Kembali ke masa kini. Belum juga berganti baju seragam, Adara dan Marvin lebih memilih ke kantin. Kosong, tidak ada orang, karena mereka beli makanan di jam pelajaran. Namun karena pelajaran guru olahraga izin pergi kondangan, jadi jamnya selesai lebih cepat, kelas kosong selama dua puluh menit.
Berniat membayar pesanan, Marvin menghentikan pergerakan Adara. Ia membayar semua pesanan, sesuai dengan permintaannya barusan.
"Kamu kelihatan capek banget. Nih, aku saja yang traktir."
Bukan merasa terharu apalagi terbawa perasaan, justru Adara memandang dengan rasa ketidakpercayaan. Tumben makhluk yang ada di depannya itu baik.
"Terima, kasih?"
"Kok ragu gitu? Atit hatiku, burung dara!"
Merasa kesal, Marvin merebut segelas jus alpukat itu dan menandaskan setengah isinya. Adara memukul pundak Marvin, merasa diberi harapan palsu.
Di lain sisi, Reivant, bersama pasukan elitnya, menuju ke kelas-kelas untuk melancarkan tugas pertamanya sebagai ketua OSIS yang bijaksana.

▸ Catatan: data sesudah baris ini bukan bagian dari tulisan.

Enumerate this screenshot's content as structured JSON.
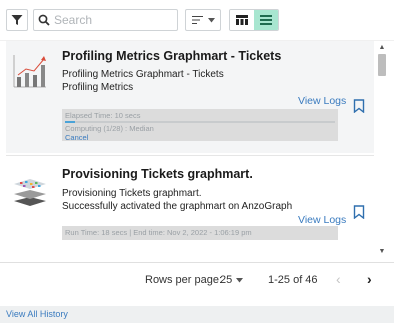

Razia dadakan ini dimulai dari kelas paling ujung arah utara, yaitu 11 MIPA 3, kelas Adara. Enam orang anggota OSIS mendampingi Reivant, sisanya bertugas untuk merazia kelas 10 dan kelas 12.
KAMU SEDANG MEMBACA
I Lo-waifu You!
Humor"Ra, ini permintaan terakhirku." "Maksudnya? Perasaan amalmu nggak seberapa, kok cepat banget." "Ini bukan surat wasiat. Dodol banget, ngerusak suasana saja," sanggah Reivant sembari mencubit pipi Adara. ... "I Lo-waifu You!" seru Reivant. ... "Mau...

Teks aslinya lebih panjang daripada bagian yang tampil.